Why Do You Need This Procedure?
If medications, physical therapy, and other therapies (such as steroid injections) have not alleviated your back pain, this procedure may be a possibility. Doctors normally only prescribe treatment if they know exactly what's causing the condition.
If your back discomfort is caused by one of the following, spinal fusion may help you feel better:
Disease of the degenerative disc (the space between discs narrows; sometimes they rub together spaces)
Breakage (broken spinal bone)
Scoliosis is a condition in which your spine slopes unnaturally to one side.
Spinal stenosis (narrowing of the spinal canal)
Spondylolisthesis (forward shifting of a spinal disk)
Tumors or inflammation of the spine
Spinal fusion is frequently required to keep the spine stable following an accident, infection, or malignancy.
When symptoms such as arm numbness or weakness indicate that a neck condition is causing a pinched nerve (radiculopathy), surgery may help you feel better sooner. However, it is unclear if surgery is superior to nonsurgical therapy in the long run. Furthermore, evidence shows that a sophisticated operation that incorporates fusion is not superior to a simpler procedure for relieving nerve pressure.
Neck surgery will not assist you if you only have neck discomfort and no evidence of a pinched nerve.
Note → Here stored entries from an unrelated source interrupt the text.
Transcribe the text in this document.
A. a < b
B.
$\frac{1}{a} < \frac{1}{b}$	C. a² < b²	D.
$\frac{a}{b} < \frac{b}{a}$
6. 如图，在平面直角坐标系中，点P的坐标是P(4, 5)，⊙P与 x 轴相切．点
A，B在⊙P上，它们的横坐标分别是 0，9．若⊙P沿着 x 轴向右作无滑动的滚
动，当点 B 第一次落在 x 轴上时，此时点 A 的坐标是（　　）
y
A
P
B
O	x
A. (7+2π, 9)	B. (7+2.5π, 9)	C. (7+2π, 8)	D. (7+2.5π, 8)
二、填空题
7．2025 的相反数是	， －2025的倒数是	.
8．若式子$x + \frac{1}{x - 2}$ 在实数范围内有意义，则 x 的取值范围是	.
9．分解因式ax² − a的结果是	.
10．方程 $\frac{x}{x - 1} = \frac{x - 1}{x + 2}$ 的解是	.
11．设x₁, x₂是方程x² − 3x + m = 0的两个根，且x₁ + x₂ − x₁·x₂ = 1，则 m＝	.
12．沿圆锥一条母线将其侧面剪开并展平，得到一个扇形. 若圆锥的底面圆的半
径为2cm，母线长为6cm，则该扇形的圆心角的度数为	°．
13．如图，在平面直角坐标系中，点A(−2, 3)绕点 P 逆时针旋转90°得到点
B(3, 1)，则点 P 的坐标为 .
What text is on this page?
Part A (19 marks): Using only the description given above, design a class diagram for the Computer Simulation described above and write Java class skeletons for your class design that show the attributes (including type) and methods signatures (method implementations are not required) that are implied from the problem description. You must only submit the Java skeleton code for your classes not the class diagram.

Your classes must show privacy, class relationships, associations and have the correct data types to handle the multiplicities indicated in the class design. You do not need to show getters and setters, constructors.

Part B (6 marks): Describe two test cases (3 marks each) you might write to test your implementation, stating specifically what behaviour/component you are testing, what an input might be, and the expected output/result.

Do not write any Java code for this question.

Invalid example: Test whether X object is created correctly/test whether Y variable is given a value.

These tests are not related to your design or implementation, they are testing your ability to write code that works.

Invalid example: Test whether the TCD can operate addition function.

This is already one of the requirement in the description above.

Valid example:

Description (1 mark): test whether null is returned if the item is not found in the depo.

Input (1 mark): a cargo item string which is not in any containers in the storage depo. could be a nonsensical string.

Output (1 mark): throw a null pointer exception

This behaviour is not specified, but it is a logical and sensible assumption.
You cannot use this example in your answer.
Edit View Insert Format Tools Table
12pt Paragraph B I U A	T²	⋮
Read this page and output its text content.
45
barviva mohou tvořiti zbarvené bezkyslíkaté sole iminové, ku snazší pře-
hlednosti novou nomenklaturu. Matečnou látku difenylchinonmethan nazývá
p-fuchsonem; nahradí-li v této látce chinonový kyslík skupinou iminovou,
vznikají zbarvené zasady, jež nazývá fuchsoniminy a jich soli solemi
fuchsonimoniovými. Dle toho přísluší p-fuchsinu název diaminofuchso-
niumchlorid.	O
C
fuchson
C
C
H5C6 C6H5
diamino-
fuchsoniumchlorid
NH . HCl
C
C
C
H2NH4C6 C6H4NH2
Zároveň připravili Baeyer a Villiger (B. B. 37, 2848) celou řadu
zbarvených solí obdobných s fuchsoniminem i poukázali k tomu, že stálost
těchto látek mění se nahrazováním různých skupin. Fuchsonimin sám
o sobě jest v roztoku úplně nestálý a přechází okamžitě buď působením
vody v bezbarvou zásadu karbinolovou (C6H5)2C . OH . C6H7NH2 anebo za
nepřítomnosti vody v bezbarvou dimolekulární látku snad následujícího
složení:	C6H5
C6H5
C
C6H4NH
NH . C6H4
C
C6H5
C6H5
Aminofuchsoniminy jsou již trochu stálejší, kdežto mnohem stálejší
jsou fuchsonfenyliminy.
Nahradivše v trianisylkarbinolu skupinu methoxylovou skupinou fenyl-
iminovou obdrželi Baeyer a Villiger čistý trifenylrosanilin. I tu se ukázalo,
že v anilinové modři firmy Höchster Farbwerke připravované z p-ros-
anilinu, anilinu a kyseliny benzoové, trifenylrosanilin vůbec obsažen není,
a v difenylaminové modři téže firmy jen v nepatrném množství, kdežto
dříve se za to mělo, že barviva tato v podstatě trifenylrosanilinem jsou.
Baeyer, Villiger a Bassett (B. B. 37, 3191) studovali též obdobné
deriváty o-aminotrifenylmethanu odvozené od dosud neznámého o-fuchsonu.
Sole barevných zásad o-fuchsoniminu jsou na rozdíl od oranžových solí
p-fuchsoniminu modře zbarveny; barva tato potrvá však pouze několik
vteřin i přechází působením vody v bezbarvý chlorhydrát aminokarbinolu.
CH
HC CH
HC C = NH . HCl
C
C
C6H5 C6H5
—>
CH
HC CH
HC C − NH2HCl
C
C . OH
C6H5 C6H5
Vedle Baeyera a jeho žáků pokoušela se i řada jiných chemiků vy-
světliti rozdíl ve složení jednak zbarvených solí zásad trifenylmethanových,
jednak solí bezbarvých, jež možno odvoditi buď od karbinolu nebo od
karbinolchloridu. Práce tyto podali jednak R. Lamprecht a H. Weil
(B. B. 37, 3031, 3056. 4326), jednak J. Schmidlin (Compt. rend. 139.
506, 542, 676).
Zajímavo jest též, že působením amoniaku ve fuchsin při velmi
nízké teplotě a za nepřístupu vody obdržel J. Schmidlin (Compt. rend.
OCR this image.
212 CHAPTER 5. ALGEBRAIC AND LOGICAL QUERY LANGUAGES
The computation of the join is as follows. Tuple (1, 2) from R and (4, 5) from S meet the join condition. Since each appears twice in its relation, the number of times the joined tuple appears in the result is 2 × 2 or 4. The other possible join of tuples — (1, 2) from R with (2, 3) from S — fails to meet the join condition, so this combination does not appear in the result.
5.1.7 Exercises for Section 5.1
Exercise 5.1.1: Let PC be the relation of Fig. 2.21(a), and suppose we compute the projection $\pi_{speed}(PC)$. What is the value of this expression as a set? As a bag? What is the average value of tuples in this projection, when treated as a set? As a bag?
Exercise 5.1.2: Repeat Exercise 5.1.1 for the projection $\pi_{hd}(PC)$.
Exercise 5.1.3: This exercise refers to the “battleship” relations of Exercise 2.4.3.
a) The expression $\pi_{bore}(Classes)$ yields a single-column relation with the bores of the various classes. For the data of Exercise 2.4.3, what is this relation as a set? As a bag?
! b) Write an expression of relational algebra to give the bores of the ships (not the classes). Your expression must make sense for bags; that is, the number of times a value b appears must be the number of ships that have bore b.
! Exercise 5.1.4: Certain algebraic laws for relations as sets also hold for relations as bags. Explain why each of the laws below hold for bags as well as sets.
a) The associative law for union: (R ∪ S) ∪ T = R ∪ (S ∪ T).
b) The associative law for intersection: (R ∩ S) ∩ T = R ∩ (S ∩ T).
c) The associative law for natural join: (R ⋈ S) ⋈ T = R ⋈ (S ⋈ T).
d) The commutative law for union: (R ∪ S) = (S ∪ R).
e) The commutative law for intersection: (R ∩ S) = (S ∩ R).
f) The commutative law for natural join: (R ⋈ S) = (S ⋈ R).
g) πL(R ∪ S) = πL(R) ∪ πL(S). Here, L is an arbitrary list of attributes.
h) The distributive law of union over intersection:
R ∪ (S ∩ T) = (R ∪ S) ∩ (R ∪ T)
It is critical that you carefully follow any directions your doctor gives you regarding the warning symptoms of blood clots and infection. These issues are more likely to arise in the first few weeks following surgery. Clots of blood form. The following are warning signals of a probable blood clot:
Calf, ankle, or foot swelling
Tenderness or redness that may occur above or below the knee
A blood clot may occasionally move through the circulation and end up in the lungs. If this occurs, you may have severe chest discomfort, shortness of breath, and coughing. If you see any of these symptoms, you should contact your doctor right once.